Object annotation. If there are relevant objects for a given brand or product, the bounding boxes of these objects are labeled.

Data Statistics

Figure 1 (a) and (b) show the data statistics of microblogs and corresponding images over time and the distribution of posted microblogs for users.


Figure 1 The statistics of (a) microblogs and corresponding images over time on the whole dataset, (b) microblogs for users

The distributions of microblogs and corresponding logos are presented in Figures 2 and 3.


Figure 2 The number of relevant microblogs for each brand.
Figure 3 The number of logos for each brand.

Event Data

There are 20 brand/product-related events in this dataset. These events happened in June and July of 2012, and they are listed in Table 1.
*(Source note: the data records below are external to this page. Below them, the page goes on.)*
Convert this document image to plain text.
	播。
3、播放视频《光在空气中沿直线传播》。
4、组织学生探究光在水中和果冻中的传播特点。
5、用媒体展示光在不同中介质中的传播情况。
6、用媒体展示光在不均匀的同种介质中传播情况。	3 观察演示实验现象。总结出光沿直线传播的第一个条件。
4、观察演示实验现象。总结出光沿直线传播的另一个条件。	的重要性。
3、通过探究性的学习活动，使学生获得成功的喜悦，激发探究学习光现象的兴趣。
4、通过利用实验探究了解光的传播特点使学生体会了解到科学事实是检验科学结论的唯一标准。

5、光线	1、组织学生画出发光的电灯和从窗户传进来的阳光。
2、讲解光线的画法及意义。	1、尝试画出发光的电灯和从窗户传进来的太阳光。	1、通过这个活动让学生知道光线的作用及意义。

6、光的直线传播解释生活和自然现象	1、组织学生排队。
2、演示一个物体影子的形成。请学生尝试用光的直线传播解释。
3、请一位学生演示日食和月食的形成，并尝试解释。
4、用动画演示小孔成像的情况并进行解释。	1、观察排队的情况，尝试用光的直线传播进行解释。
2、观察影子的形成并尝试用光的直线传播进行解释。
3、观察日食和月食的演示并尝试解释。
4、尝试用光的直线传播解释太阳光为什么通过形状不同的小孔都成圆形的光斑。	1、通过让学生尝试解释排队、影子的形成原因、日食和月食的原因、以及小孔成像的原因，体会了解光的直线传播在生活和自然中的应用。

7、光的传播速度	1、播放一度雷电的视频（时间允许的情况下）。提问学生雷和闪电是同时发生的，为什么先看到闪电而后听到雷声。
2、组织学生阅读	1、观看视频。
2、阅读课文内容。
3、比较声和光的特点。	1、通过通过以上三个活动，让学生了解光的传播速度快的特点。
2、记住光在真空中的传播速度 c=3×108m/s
Table 1: Events in the Brand-Social-Net dataset
The Apple Worldwide Developers Conference (WWDC)
Window 8 Release
Windows Office 2013 Release
Nokia Lumia Release
Pepsi Limited Edition Michael Jackson Cans
Sumsang Galaxy 3 I9300 Release
HTC ONE Release
Dior Addict Release
Hyundai MD Avante Release
Ferrari Berlinetta Release
Chrysler 300C Release
Honda CR-Z Release
Honda Elysion Release
Mazda CX-5 Release
Audi Q3 Release
Highlander 2012 Release
Shenzhen, Hongkong, Macao Auto Expo
Chongqing Auto Expro
Changchun Auto Expro

Challenging Tasks

The challenging tasks that can be performed on this dataset include, but not limited to, the following:

  • Logo/Product/Brand detection and search task. This dataset includes 100 logos and 300 products, with groundtruth on positions of logos/products and relevant objects. This task can be done using text, visual, social and combination of all features.
  • Brand/Product data gathering task. One key challenge in social media platforms is how to gather representative set of data related to a brand or product.
  • Social event analysis task. Over 20 brand-related events are defined for event detection and tracking research.
  • Social media related research: This dataset contains social information to support research on sentiment analysis, social network analysis, key users and hot tweets/events analysis etc.